Title:Multi-Robot Data-Free Continual Communicative Learning (CCL) from Black-Box Visual Place Recognition Models

Abstract:In emerging multi-robot societies, heterogeneous agents must continually extract and integrate local knowledge from one another through communication, even when their internal models are completely opaque. Existing approaches to continual or collaborative learning for visual place recognition (VPR) largely assume white-box access to model parameters or shared training datasets, which is unrealistic when robots encounter unknown peers in the wild. This paper introduces \emph{Continual Communicative Learning (CCL)}, a data-free multi-robot framework in which a traveler robot (student) continually improves its VPR capability by communicating with black-box teacher models via a constrained query--response channel.
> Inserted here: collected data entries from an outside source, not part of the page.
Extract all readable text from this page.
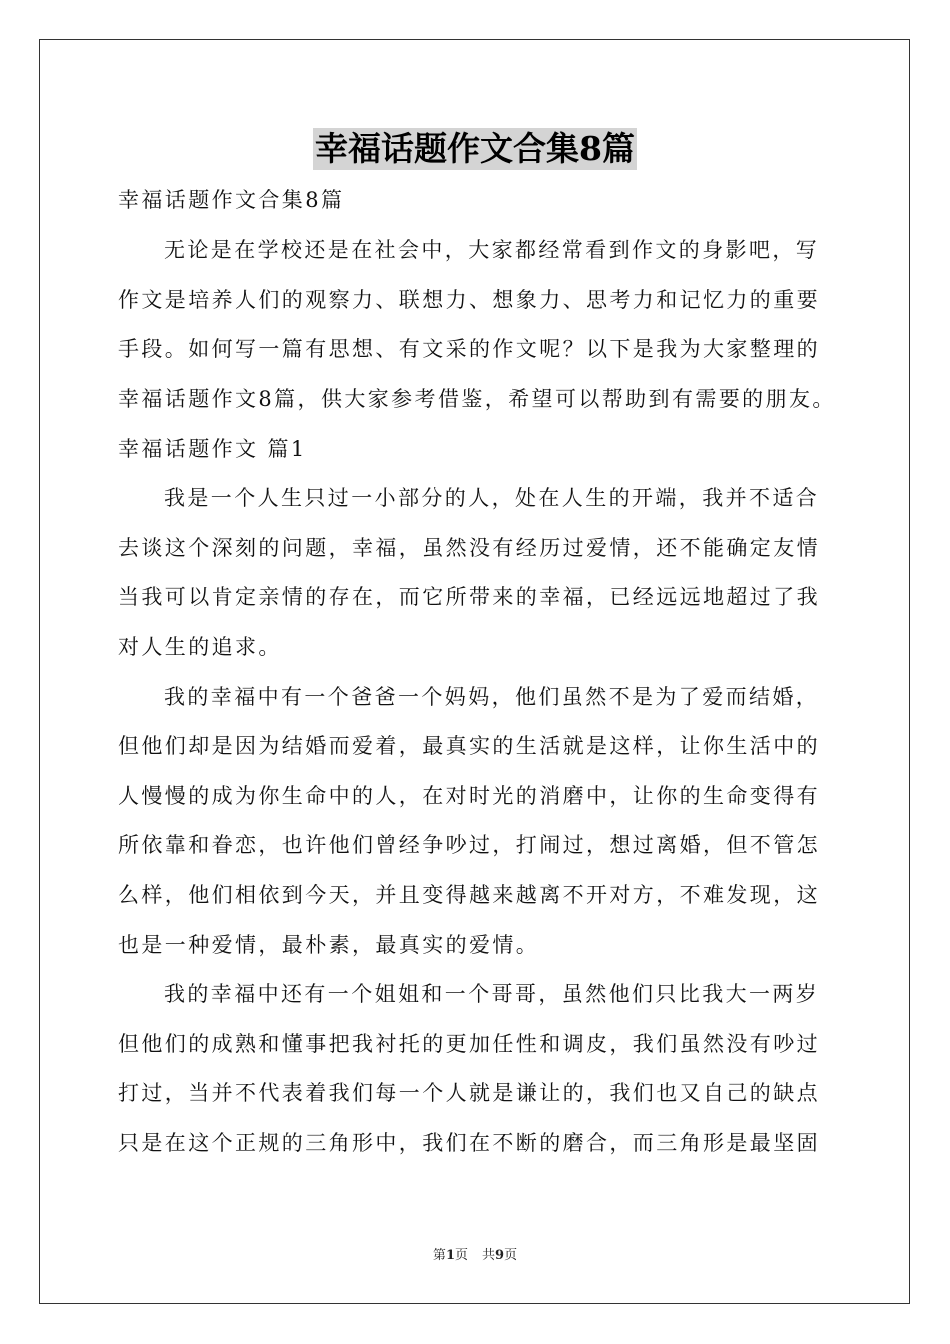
幸福话题作文合集8篇
幸福话题作文合集8篇
无论是在学校还是在社会中，大家都经常看到作文的身影吧，写
作文是培养人们的观察力、联想力、想象力、思考力和记忆力的重要
手段。如何写一篇有思想、有文采的作文呢？以下是我为大家整理的
幸福话题作文8篇，供大家参考借鉴，希望可以帮助到有需要的朋友。
幸福话题作文 篇1
我是一个人生只过一小部分的人，处在人生的开端，我并不适合
去谈这个深刻的问题，幸福，虽然没有经历过爱情，还不能确定友情
当我可以肯定亲情的存在，而它所带来的幸福，已经远远地超过了我
对人生的追求。
我的幸福中有一个爸爸一个妈妈，他们虽然不是为了爱而结婚，
但他们却是因为结婚而爱着，最真实的生活就是这样，让你生活中的
人慢慢的成为你生命中的人，在对时光的消磨中，让你的生命变得有
所依靠和眷恋，也许他们曾经争吵过，打闹过，想过离婚，但不管怎
么样，他们相依到今天，并且变得越来越离不开对方，不难发现，这
也是一种爱情，最朴素，最真实的爱情。
我的幸福中还有一个姐姐和一个哥哥，虽然他们只比我大一两岁
但他们的成熟和懂事把我衬托的更加任性和调皮，我们虽然没有吵过
打过，当并不代表着我们每一个人就是谦让的，我们也又自己的缺点
只是在这个正规的三角形中，我们在不断的磨合，而三角形是最坚固
第1页 共9页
We repurpose Membership Inference Attacks (MIA), originally developed as privacy attacks on machine learning models, as a constructive communication primitive to reconstruct pseudo-training sets from black-box VPR teachers without accessing their parameters or raw data. To overcome the intrinsic communication bottleneck caused by the low sampling efficiency of black-box MIA, we propose a prior-based query strategy that leverages the student's own VPR prior to focus queries on informative regions of the embedding space, thereby reducing the knowledge transfer (KT) cost. Experimental results on a standard multi-session VPR benchmark demonstrate that the proposed CCL framework yields substantial performance gains for low-performing robots under modest communication budgets, highlighting CCL as a promising building block for scalable and fault-tolerant multi-robot systems. Furthermore, we propose a Distributed Statistic Integration (DSI) framework that theoretically eliminates catastrophic forgetting by efficiently aggregating sufficient statistics from black-box VPR models while maintaining data privacy and reducing communication overhead to a sample-invariant constant complexity.